Dear Thelma: Chris & I
Aug 12th, 2008 by Clare
Disclaimer: This is a long overdue emo diary entry that I had written a couple of years ago. So before I burn the book, I decided to save one particular entry here (ala Dear Thelma) for future reference. Just for the record, read this as fictional as you can becausesomea lot of the details might be addedto make the post longerfor more ooomph!![]()
*Chris and I have been together for a while now. I was attracted to Chris when I first set my eyes on him and vice versa. They called it love at first sight. During the courting period, Chris was all sweet, charming and caring. Even though we were far apart, Chris never failed to show his affection for me. I was deeply touched even though at that time I was in self-denial that I have a crush on Chris.

When I was back, he’d spend time hanging out with me every night. After a while, of late, I feel as though Chris just does not care about our relationship anymore. He’ll sit in front of his PC, playing his computer games and totally ignoring me. I only exist when he wants to make love. He gets upset whenever I refused sex (I had valid reasons). Other than that he doesn’t care much at all.

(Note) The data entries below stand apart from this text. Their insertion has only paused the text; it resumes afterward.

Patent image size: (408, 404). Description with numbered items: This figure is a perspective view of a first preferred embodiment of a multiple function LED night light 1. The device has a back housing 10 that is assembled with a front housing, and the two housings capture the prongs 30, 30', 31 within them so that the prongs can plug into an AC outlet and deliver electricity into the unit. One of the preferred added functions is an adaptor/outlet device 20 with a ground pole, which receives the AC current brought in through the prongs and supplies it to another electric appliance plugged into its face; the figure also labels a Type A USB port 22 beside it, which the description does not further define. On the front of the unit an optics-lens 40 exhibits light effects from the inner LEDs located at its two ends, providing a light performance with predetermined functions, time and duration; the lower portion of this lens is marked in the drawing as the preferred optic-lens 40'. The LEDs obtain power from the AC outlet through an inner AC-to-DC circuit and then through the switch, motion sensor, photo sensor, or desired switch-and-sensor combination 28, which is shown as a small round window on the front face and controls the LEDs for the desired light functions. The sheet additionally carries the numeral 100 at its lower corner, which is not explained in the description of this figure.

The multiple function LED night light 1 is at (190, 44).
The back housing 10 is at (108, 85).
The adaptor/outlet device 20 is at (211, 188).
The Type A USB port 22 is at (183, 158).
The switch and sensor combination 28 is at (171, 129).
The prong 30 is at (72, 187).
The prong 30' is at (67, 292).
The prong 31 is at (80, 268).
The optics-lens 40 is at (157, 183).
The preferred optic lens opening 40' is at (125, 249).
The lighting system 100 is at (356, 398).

I don’t think I am doing anything wrong. I tend to be there for him more, I comfort him when he’s upset, I nursed him when he’s sick, I’d do anything for him. He says that he loves me but he doesn’t show it anymore. One day he can be all sweet and nice towards me but he can be a complete ass the next. I suspected meth! He doesn’t share anything with me anymore. He’d use lame excuses not to spend time with me.
I’m very depressed! You may think that I am over-reacting but I’m merely expressing how I feel. I love Chris a lot but if he carries on behaving like that, I’m either going to drive him away by constantly asking for his care or he’s going to drive me away because of his lack of care! **Help me, I wanna kill myself!
*Name has been changed
**Okay, I just added the last part! ![]()

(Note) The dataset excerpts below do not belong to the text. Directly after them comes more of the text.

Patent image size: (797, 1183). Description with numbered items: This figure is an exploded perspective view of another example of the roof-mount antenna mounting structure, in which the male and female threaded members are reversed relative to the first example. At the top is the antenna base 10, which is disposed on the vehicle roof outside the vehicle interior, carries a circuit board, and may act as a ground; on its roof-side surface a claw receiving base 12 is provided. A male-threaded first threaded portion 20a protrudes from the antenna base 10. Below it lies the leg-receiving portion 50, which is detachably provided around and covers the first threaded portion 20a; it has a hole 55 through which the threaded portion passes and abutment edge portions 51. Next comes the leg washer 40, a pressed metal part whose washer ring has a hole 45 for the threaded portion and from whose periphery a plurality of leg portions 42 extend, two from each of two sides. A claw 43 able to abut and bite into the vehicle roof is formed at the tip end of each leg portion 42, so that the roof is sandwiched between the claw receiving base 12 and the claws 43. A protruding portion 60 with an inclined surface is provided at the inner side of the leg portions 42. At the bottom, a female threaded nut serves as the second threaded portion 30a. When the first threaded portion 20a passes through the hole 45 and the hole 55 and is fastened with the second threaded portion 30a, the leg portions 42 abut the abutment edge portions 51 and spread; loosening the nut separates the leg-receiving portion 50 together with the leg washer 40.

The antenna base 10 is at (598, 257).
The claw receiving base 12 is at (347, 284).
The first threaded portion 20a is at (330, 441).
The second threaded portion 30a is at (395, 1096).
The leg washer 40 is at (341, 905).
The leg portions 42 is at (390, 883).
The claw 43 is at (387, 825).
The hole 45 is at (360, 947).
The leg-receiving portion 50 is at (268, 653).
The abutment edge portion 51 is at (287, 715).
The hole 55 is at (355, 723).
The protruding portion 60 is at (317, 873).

In case you think everything I wrote there is real, read the disclaimer again and don’t keep asking!
men are all lidat wan lah; when want sex very nice to you, when sex finish caring also finish! you must learn to be a cock teaser & make him want you kau kau before you put out! hahahaha
Wuching the Sex Guru, you can start charging people for your ‘advise’ already
i am sure there is a tad bit of truth there right?
A bit, yeah
He gets upset whenever I refused sex (I had valid reasons). quote unquote. i wonder if this is fictional….hmmmm…. :p
You know me well, my dear
Aper ni Clare? Come, talk to big momma. =p
Bila masa engkau jadi big momma?
hahaha share more those emo talk in ur diary wif us~~
Hmm…will find something interesting in there to share…
Who’s Chris?…Hahahahahaha!!!!
I’m confused.. Where are you exactly? You like at so many places. Yesterdat ur in Langkawi then today you’re in Kch, tomorrow to the MOON? Maybe…
Langkawi one was two years ago. Only get to post about it now after browsing through my pictures. You see my hair is different in the Langkawi photos compared to the Kuching ones? Solve the mystery yet?